Last night I saw Nixon Frost, the play about the famous interviews, starring Frank Langella as the Trickster (updating his performance as Dracula?). Most enjoyable; Nixon is the gift that just keeps giving, and I feel sorry for those too young to have experienced him. The current parallels are of course unavoidable, e.g., the scandals and the view of Presidential power, but one can't stop thinking about how vile, stupid, uncomplicated, uninteresting, and unworthy current pretenders to the Nixon throne are compared to the man himself. Nixon had a lot in him, and some of it (like some of his presidency) was actually quite good. The rest may have been bad but was fascinating. None of this is true today, when we have venomous little scorpions instead of Macbeth.

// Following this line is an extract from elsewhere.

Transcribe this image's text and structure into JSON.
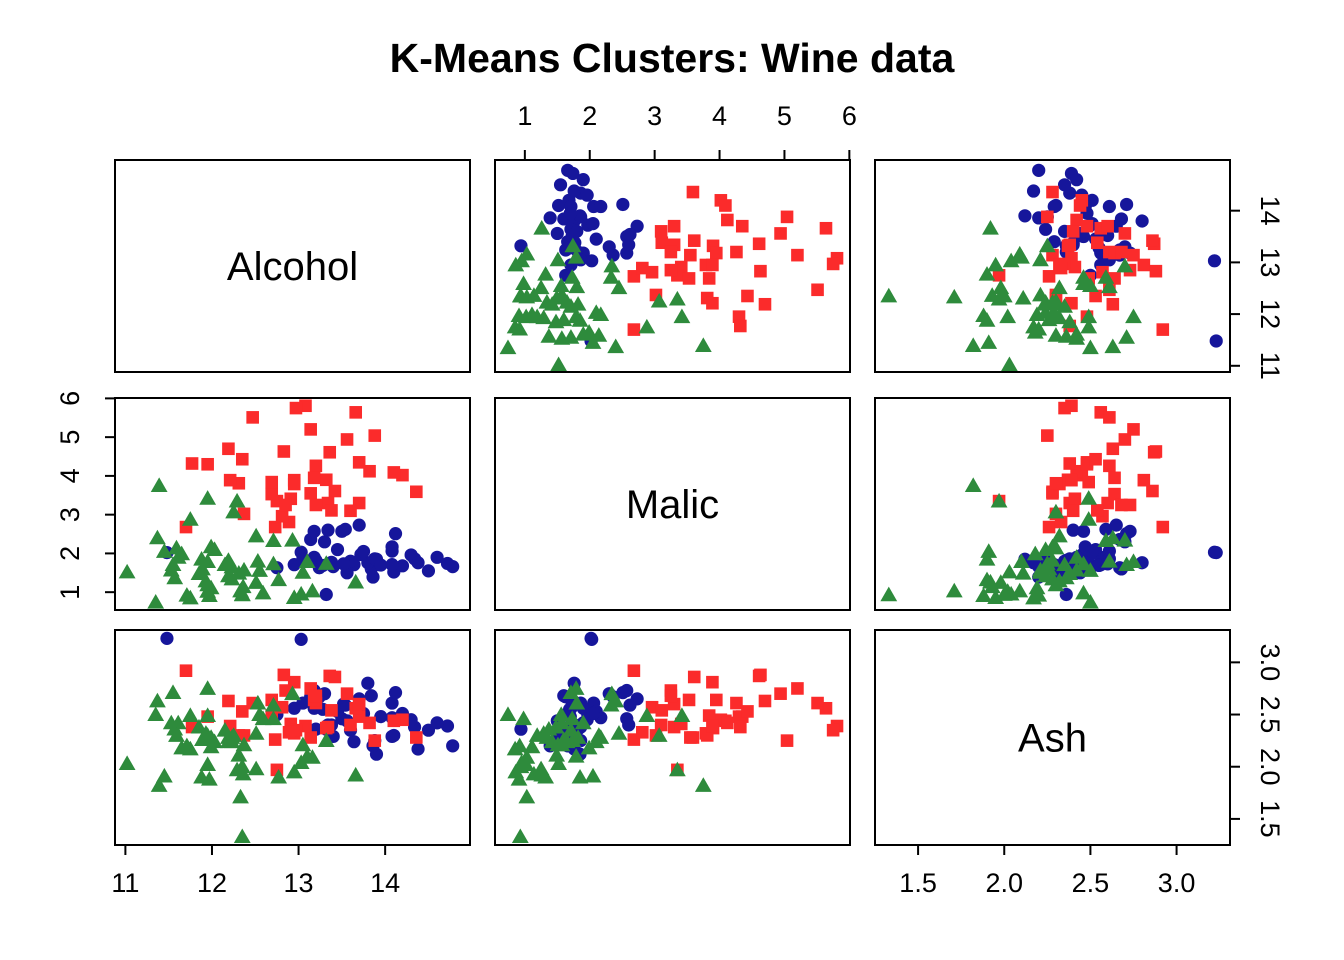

Despite the innate appeal, I thought the playwright's recent movie, The Queen was in some ways more illuminating. Nixon is of course one of the all-time great real world characters, and has been taken in all sorts of directions involving varying degrees of poetic license. Here it was a bit linear, and the payoff was the famous moment in the Frost-Nixon interview on Watergate where he breaks down a bit into an on-camera catharsis, which the play suggests he at least half-wanted to do. This verged on being a bit too much of a typical final-scene chew-the-scenery Big Moment, although Langella did it well and I gather it actually happened. (I saw the interviews back when, but would have to see the big scene again to evaluate whether or not the play over-milked Nixon's emotional level here.)
Not to sound too harsh, though, and highly recommended, at a minimum to all Nixon fans.